More Empty Rhetoric About Border Security

In recent weeks, a wave of immigrants from Guatemala, Honduras, and El Salvador have flooded the Texas border in order to escape political turmoil and extreme poverty in their home countries. The would-be immigrants include more than 48,000 children traveling on their own. With its Texas facilities overwhelmed, Immigration and Customs Enforcement (ICE) transported thousands to facilities in Arizona. Of course, that led our finger-wagging governor and her Teapublican allies to blame President Obama. They claim that the Obama administration has ignored border security.

That makes for a sensational story, but it’s simply not true.

The budget for border security has grown from $7.9 billion in 2008 to nearly $13 billion in 2013. We spent $2.4 billion to build 670 miles of border fence and there are plans to build another 700 miles. Including lifetime maintenance, the total cost of the fence is likely to soar to more than $500 billion! In addition, a Republican amendment to the Senate immigration bill calls for an additional 20,000 Border Patrol agents at a cost of $3.4 billion per year. The Obama administration has intercepted record numbers of immigrants – 414,397 in 2013. In fact, the enforcement measures and lack of job opportunities in the US resulted in zero net immigration in 2012.

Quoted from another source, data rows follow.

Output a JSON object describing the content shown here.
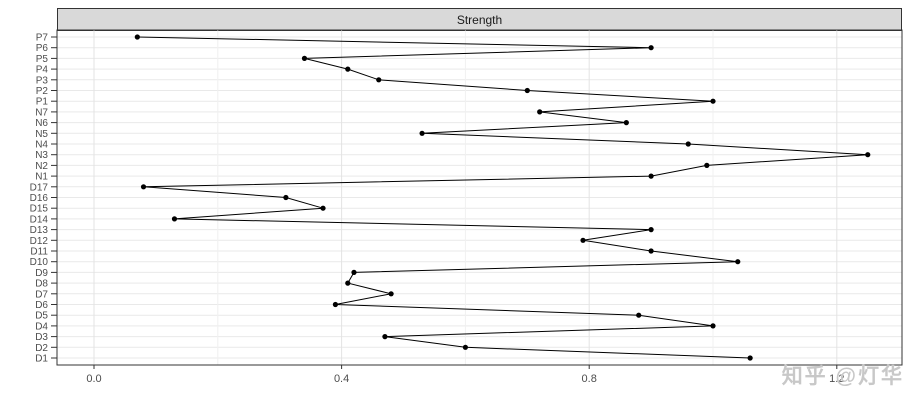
{
  "chart_data": {
    "type": "line",
    "title": "Strength",
    "orientation": "horizontal-categories",
    "categories": [
      "P7",
      "P6",
      "P5",
      "P4",
      "P3",
      "P2",
      "P1",
      "N7",
      "N6",
      "N5",
      "N4",
      "N3",
      "N2",
      "N1",
      "D17",
      "D16",
      "D15",
      "D14",
      "D13",
      "D12",
      "D11",
      "D10",
      "D9",
      "D8",
      "D7",
      "D6",
      "D5",
      "D4",
      "D3",
      "D2",
      "D1"
    ],
    "values": [
      0.07,
      0.9,
      0.34,
      0.41,
      0.46,
      0.7,
      1.0,
      0.72,
      0.86,
      0.53,
      0.96,
      1.25,
      0.99,
      0.9,
      0.08,
      0.31,
      0.37,
      0.13,
      0.9,
      0.79,
      0.9,
      1.04,
      0.42,
      0.41,
      0.48,
      0.39,
      0.88,
      1.0,
      0.47,
      0.6,
      1.06
    ],
    "x_ticks": [
      "0.0",
      "0.4",
      "0.8",
      "1.2"
    ],
    "x_tick_values": [
      0.0,
      0.4,
      0.8,
      1.2
    ],
    "x_minor_tick_values": [
      0.2,
      0.6,
      1.0
    ],
    "xlim": [
      -0.06,
      1.31
    ],
    "grid": "on",
    "legend": "none",
    "line_color": "#000000",
    "point_color": "#000000",
    "strip_bg": "#d9d9d9",
    "panel_border_color": "#333333",
    "major_grid_color": "#e3e3e3",
    "minor_grid_color": "#f0f0f0",
    "row_grid_color": "#e9e9e9",
    "axis_text_color": "#4d4d4d",
    "tick_mark_color": "#333333"
  },
  "watermark": {
    "text": "知乎 @灯华"
  }
}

It’s easy to complain if you’re a Teapublican trying to score political points, but you have to ask what more can we do to seal our borders? Shall we build a dome over the entire nation? Should we set up minefields and machine gun emplacements then deploy Sheriff Joe and his posse to mow down hopeful 12-year-olds? How much more money should we spend? How many more Border Patrol agents should we employ? Should we redeploy troops returning from Afghanistan to the wilds of Texas and Arizona? At what cost?

And what about the 40 percent of undocumented immigrants who enter the country legally and overstay their visas?

The most effective (and perhaps only) way to increase border security is to help end the political and financial insecurity in Central America. That’s certainly within our power. After all, much of the insecurity has been caused by our corporations and our meddling beginning with the Monroe Doctrine. We could also decrease the demand for illegal drugs in the US. Without the resources of drug cartels, there would be less drug trafficking and less human trafficking. Unfortunately, that’s not within the realm of possibility. We have waged a war on drugs for more than 30 years by locking up drug users and drug dealers. What next? Shall we execute them?

If Teapublicans are so critical of the situation, perhaps the President should assign responsibility for border security to the critics. Let Jan Brewer figure out how to stop the immigration without international incident; without lethal measures; without committing human rights violations; without imprisoning desperate people merely seeking a way to protect and feed their families. Or have the Teapublicans become so angry and mean that they simply don’t care about the consequences of such actions? Are they entirely lacking a conscience?

If so, we have bigger problems than illegal immigration.